The faculty are very supportive. I feel confident that mentors at my institution will make sure that I’m doing month-long “away” rotations—stints at medical schools in abortion-legal states—to learn what I can’t be taught in Texas.

Also, through conferences in other parts of the country and through conversations I have with them outside of lectures, I still feel that I’m going to get the education I need to be an OB-GYN.

I know that I will probably have to be a little more creative than peers in other states where abortion is legal.

I’m OK with that. Obviously, I would prefer abortion care be part of my curriculum. Like, we shouldn’t have to work outside of school to learn something that’s really essential to caring for 50% of the population.

The problem with the “away” sessions is that you have to pay for them yourself, and they are very expensive. Plus, you have to take out student malpractice insurance for the particular state that you are in and it’s on you to figure out how to pay for this with your loans.

I want to be an advocate for Texas patients

Last summer, I was working doing research in a state where abortion is legal and people were shocked when they heard that I was from Texas. They’d say, “Oh my God! Why would you be there? Why would you stay there?”

Well, it’s a huge financial decision to leave Texas to go to medical school. It’s about a quarter of the cost for medical students to stay in Texas when we are residents here.

So if people leave, it’s asking more from you than just leaving behind your home and your loved ones—it’s also asking students to take on much more debt, when we already have a lot.

If I do end up staying in Texas to practice as an OB-GYN, it’s because I want to contribute to change and to advocate for my patients. One of the things that would motivate me to stay is that I believe that there is a capacity to make change here.

I don’t think it’s going to happen quickly, but there are people who are working very, very hard to make change and to make sure that all Texan women can get access to reproductive health, including abortion. I wish our Texas legislature had different priorities.

Texas ‘grit’ is inspiring, but my future remains uncertain

We already have so many disparities in our maternal and child health care in Texas.

And not just in obstetric care, but also for women that develop postpartum depression or women who have substance abuse disorders and then get pregnant while trying to kick their substance abuse problem.

And we don’t have enough providers as it is to take care of them. It’s worse if you live in a rural area—even worse if you live in poverty and it’s even worse than that if you’re undocumented.

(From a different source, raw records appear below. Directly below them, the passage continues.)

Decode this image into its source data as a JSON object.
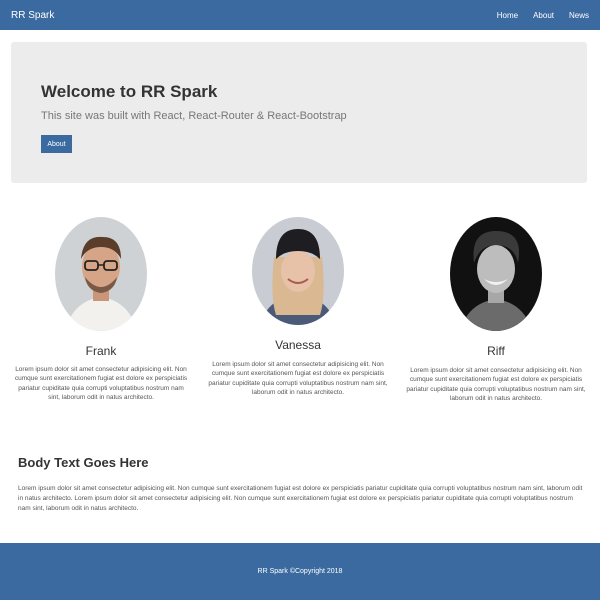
{
  "navbar": {
    "brand": "RR Spark",
    "links": [
      "Home",
      "About",
      "News"
    ]
  },
  "jumbotron": {
    "title": "Welcome to RR Spark",
    "subtitle": "This site was built with React, React-Router & React-Bootstrap",
    "button_label": "About"
  },
  "profiles": [
    {
      "name": "Frank",
      "description": "Lorem ipsum dolor sit amet consectetur adipisicing elit. Non cumque sunt exercitationem fugiat est dolore ex perspiciatis pariatur cupiditate quia corrupti voluptatibus nostrum nam sint, laborum odit in natus architecto."
    },
    {
      "name": "Vanessa",
      "description": "Lorem ipsum dolor sit amet consectetur adipisicing elit. Non cumque sunt exercitationem fugiat est dolore ex perspiciatis pariatur cupiditate quia corrupti voluptatibus nostrum nam sint, laborum odit in natus architecto."
    },
    {
      "name": "Riff",
      "description": "Lorem ipsum dolor sit amet consectetur adipisicing elit. Non cumque sunt exercitationem fugiat est dolore ex perspiciatis pariatur cupiditate quia corrupti voluptatibus nostrum nam sint, laborum odit in natus architecto."
    }
  ],
  "body": {
    "title": "Body Text Goes Here",
    "text": "Lorem ipsum dolor sit amet consectetur adipisicing elit. Non cumque sunt exercitationem fugiat est dolore ex perspiciatis pariatur cupiditate quia corrupti voluptatibus nostrum nam sint, laborum odit in natus architecto. Lorem ipsum dolor sit amet consectetur adipisicing elit. Non cumque sunt exercitationem fugiat est dolore ex perspiciatis pariatur cupiditate quia corrupti voluptatibus nostrum nam sint, laborum odit in natus architecto."
  },
  "footer": {
    "text": "RR Spark ©Copyright 2018"
  },
  "colors": {
    "primary": "#3b6aa0",
    "jumbotron_bg": "#ececec"
  }
}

So we already had a problem, and the abortion bans amplify the problem for people who are already the most vulnerable.

Editor’s Note: Maternal mortality soared 56% in Texas between 2019 and 2022, after the state passed its first abortion ban, SB8. This is compared to a rise of 11% nationwide. Infant deaths also jumped 13% in the year after the passage of SB8.

Right now, my job is to be the best medical student I can be. Just learn medicine well, because at the end of the day that’s the skill I need more than any other.

A lot of the people teaching me have made a commitment to stand with their students, no matter what the future holds in our state.

One unintended consequence of the abortion bans in our state is that it has raised the political awareness among many medical students in Texas in a way that might not have existed before.

I’ve been overwhelmed in a really positive way by the number of medical students who have said they were motivated to go to medical school by the abortion bans.

I have a lot of peers who are deeply committed to learning how to take care of our patients and advocating for everybody to have access to abortion and contraception, so they outweigh the negative.

I’m inspired by the grit it takes to keep going, because it’s really hard in Texas.

I just wish my decision about where I end up practicing as an OB-GYN didn’t have to be further complicated by having to consider the law.